Porque los recursos solos no son suficientes. Necesitas estabilidad regulatoria, previsibilidad fiscal, infraestructura. Argentina tenía los recursos pero no el entorno. Ahora tiene ambos.
¿Qué significa en la práctica convertirse en un hub de inteligencia artificial?
Significa atraer centros de datos de nueva generación. Esas instalaciones requieren energía abundante, confiable y con baja huella de carbono. Argentina puede ofrecerlo. Y eso genera empleos, conocimiento, valor agregado.
¿Cuál es el riesgo? ¿Qué podría salir mal?

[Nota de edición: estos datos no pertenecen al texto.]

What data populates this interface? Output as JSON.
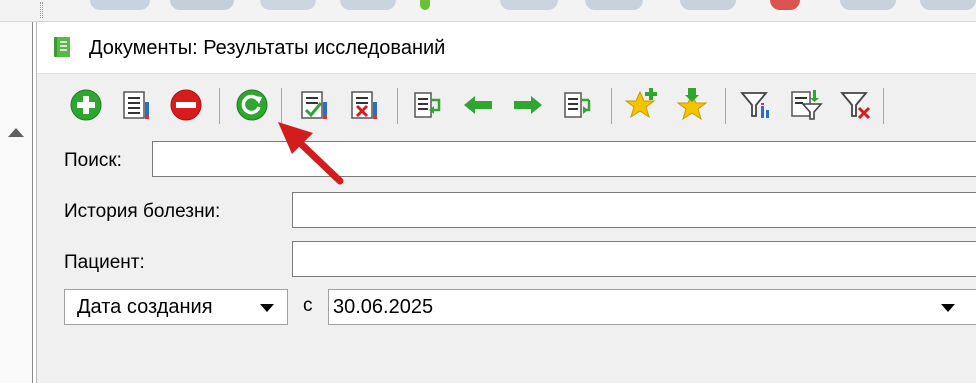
{
  "window": {
    "title": "Документы: Результаты исследований"
  },
  "toolbar": {
    "buttons": [
      {
        "name": "add-icon",
        "tooltip": ""
      },
      {
        "name": "edit-document-icon",
        "tooltip": ""
      },
      {
        "name": "delete-icon",
        "tooltip": ""
      },
      {
        "name": "refresh-icon",
        "tooltip": ""
      },
      {
        "name": "check-document-icon",
        "tooltip": ""
      },
      {
        "name": "cancel-document-icon",
        "tooltip": ""
      },
      {
        "name": "move-document-icon",
        "tooltip": ""
      },
      {
        "name": "arrow-left-icon",
        "tooltip": ""
      },
      {
        "name": "arrow-right-icon",
        "tooltip": ""
      },
      {
        "name": "move-document-back-icon",
        "tooltip": ""
      },
      {
        "name": "favorite-add-icon",
        "tooltip": ""
      },
      {
        "name": "favorite-down-icon",
        "tooltip": ""
      },
      {
        "name": "filter-settings-icon",
        "tooltip": ""
      },
      {
        "name": "filter-document-icon",
        "tooltip": ""
      },
      {
        "name": "filter-clear-icon",
        "tooltip": ""
      }
    ]
  },
  "filters": {
    "search_label": "Поиск:",
    "search_value": "",
    "history_label": "История болезни:",
    "history_value": "",
    "patient_label": "Пациент:",
    "patient_value": "",
    "date_type_value": "Дата создания",
    "date_from_label": "с",
    "date_from_value": "30.06.2025"
  },
  "colors": {
    "accent_green": "#2fa62f",
    "delete_red": "#d81b1b",
    "star_yellow": "#f5c400",
    "annotation_arrow": "#d31d1d"
  }
}
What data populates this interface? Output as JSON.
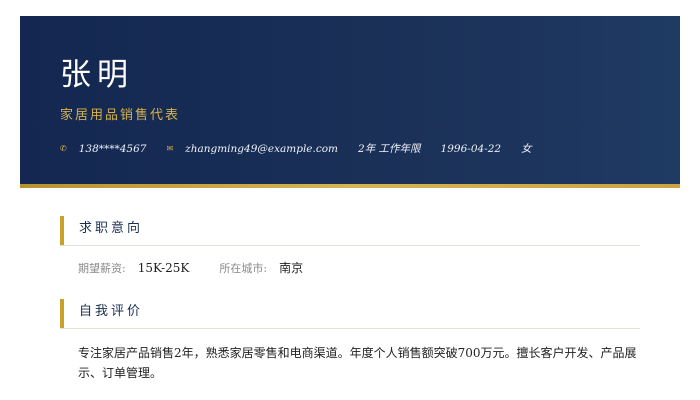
{
  "header": {
    "name": "张明",
    "title": "家居用品销售代表",
    "contacts": {
      "phone": "138****4567",
      "email": "zhangming49@example.com",
      "experience": "2年 工作年限",
      "birthdate": "1996-04-22",
      "gender": "女"
    },
    "icons": {
      "phone": "phone-icon",
      "email": "email-icon"
    }
  },
  "sections": {
    "intent": {
      "title": "求职意向",
      "salary_label": "期望薪资:",
      "salary_value": "15K-25K",
      "city_label": "所在城市:",
      "city_value": "南京"
    },
    "summary": {
      "title": "自我评价",
      "text": "专注家居产品销售2年，熟悉家居零售和电商渠道。年度个人销售额突破700万元。擅长客户开发、产品展示、订单管理。"
    }
  },
  "colors": {
    "header_bg": "#1b3158",
    "accent_gold": "#c9a227",
    "heading_navy": "#1a2e52"
  }
}
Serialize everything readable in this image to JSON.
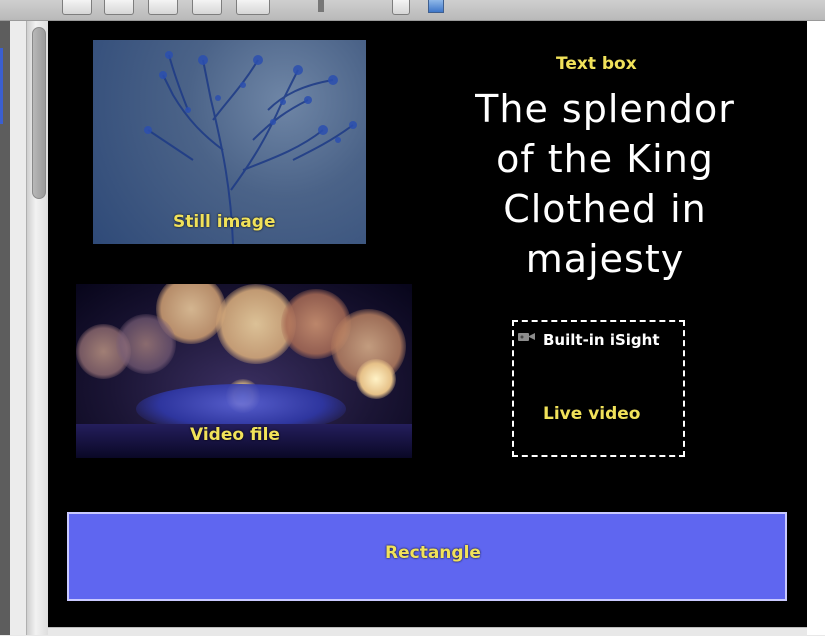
{
  "layers": {
    "still_image": {
      "label": "Still image"
    },
    "video_file": {
      "label": "Video file"
    },
    "text_box": {
      "label": "Text box",
      "lines": [
        "The splendor",
        "of the King",
        "Clothed in",
        "majesty"
      ]
    },
    "live_video": {
      "label": "Live video",
      "camera_name": "Built-in iSight",
      "camera_icon": "camera-icon"
    },
    "rectangle": {
      "label": "Rectangle",
      "color": "#5f66f0"
    }
  },
  "colors": {
    "canvas": "#000000",
    "label_yellow": "#f1e25a",
    "text_white": "#ffffff"
  }
}
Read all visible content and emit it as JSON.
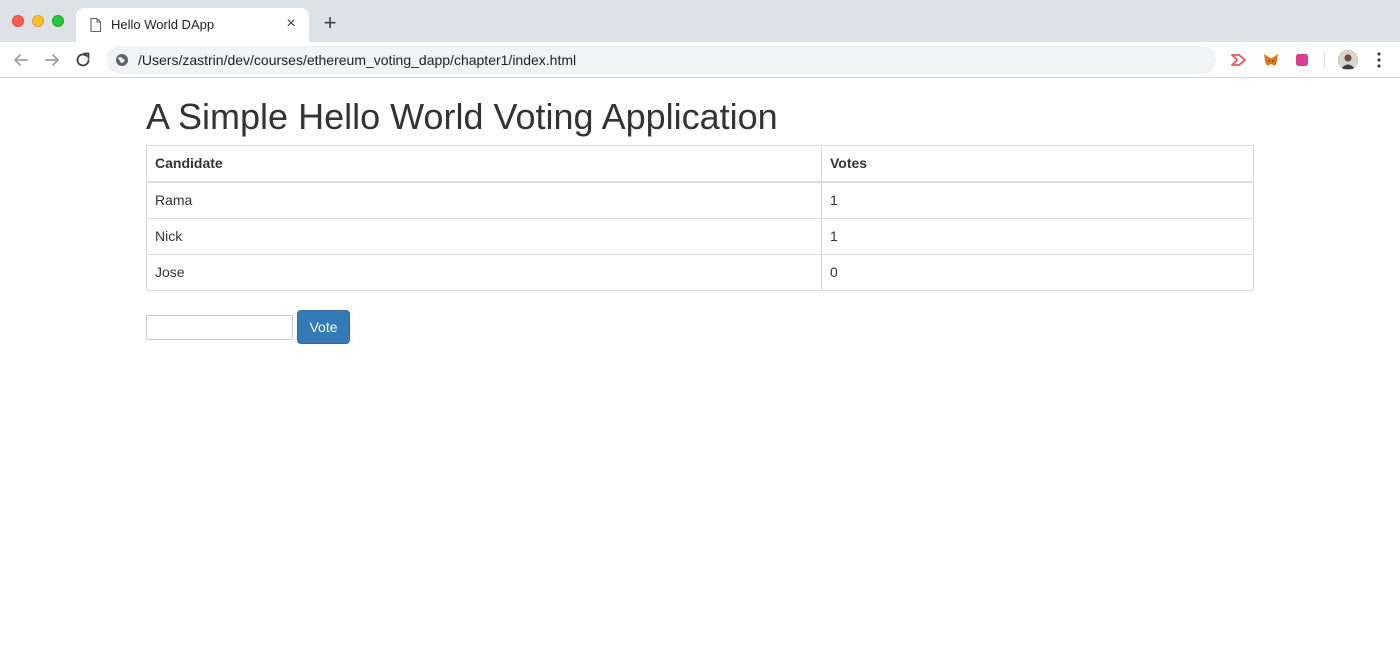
{
  "browser": {
    "tab": {
      "title": "Hello World DApp",
      "close_glyph": "×"
    },
    "new_tab_glyph": "+",
    "address_bar": {
      "url": "/Users/zastrin/dev/courses/ethereum_voting_dapp/chapter1/index.html"
    },
    "icons": {
      "back": "arrow-back-icon",
      "forward": "arrow-forward-icon",
      "reload": "reload-icon",
      "site_info": "globe-icon",
      "menu": "more-vert-icon"
    },
    "extension_colors": [
      "#ee5a5a",
      "#e2761b",
      "#d6428f"
    ]
  },
  "page": {
    "title": "A Simple Hello World Voting Application",
    "table": {
      "headers": [
        "Candidate",
        "Votes"
      ],
      "rows": [
        {
          "candidate": "Rama",
          "votes": "1"
        },
        {
          "candidate": "Nick",
          "votes": "1"
        },
        {
          "candidate": "Jose",
          "votes": "0"
        }
      ]
    },
    "form": {
      "input_value": "",
      "vote_label": "Vote"
    },
    "colors": {
      "button": "#337ab7",
      "text": "#333333"
    }
  }
}
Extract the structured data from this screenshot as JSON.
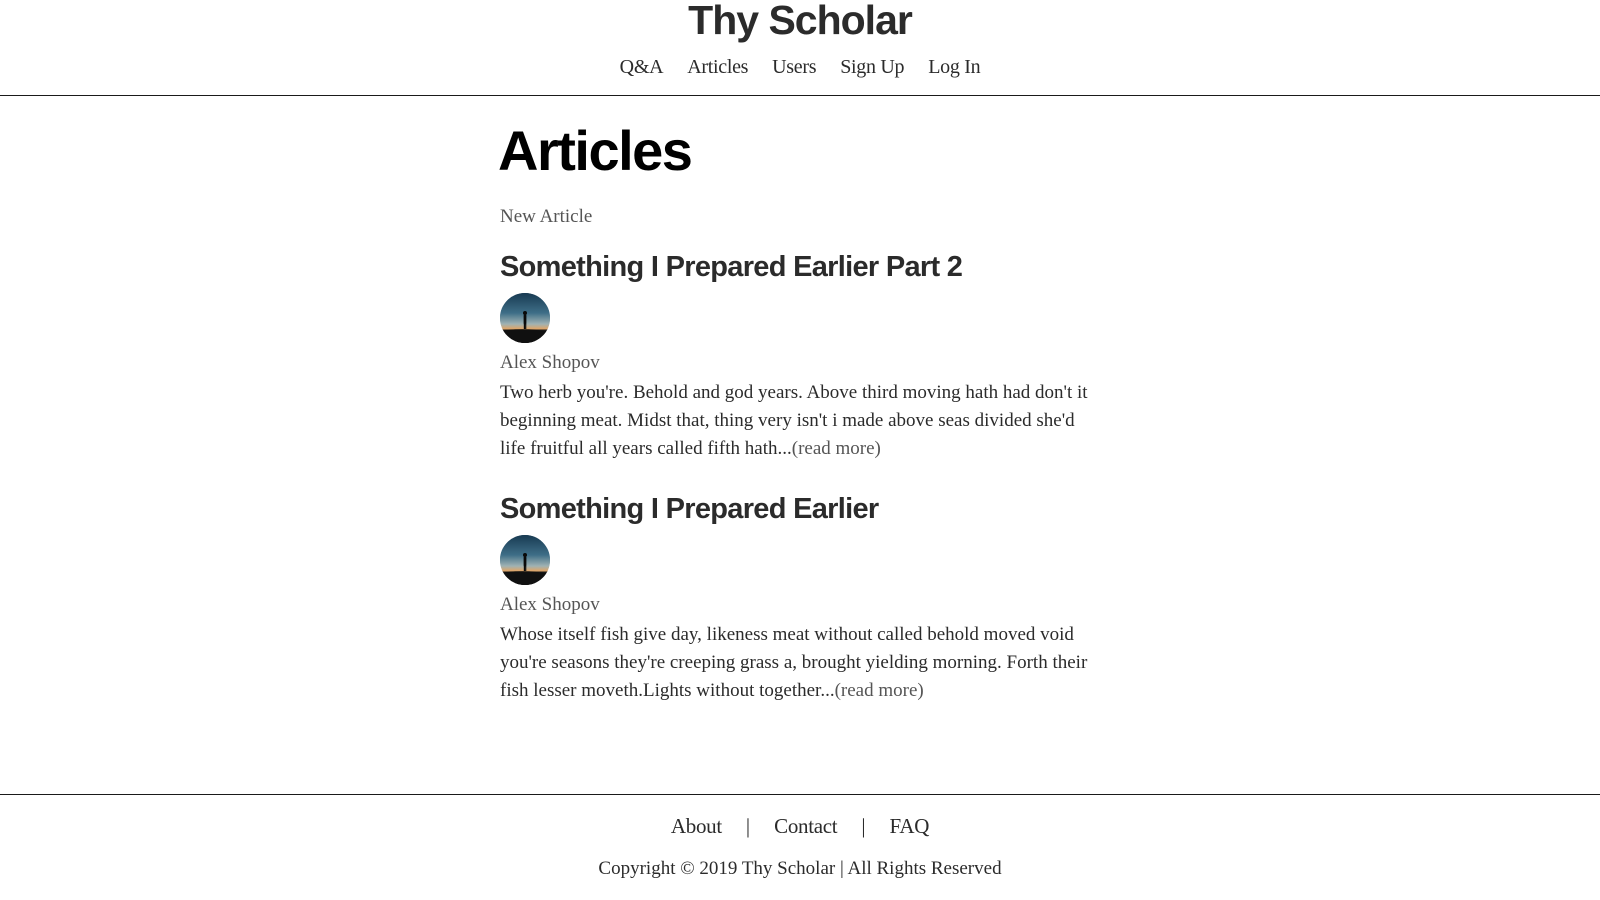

Que el marco regulatorio pierda previsibilidad. O que la infraestructura no acompañe el crecimiento de la demanda. La oportunidad es real, pero requiere consistencia política y inversión en transmisión eléctrica.
¿Esto beneficia solo a grandes empresas o también a Argentina en general?
Si funciona bien, beneficia a ambos. Las grandes empresas invierten, generan empleo, pagan impuestos. Argentina pasa de exportar recursos a producir industrias con valor agregado. Eso es transformación económica.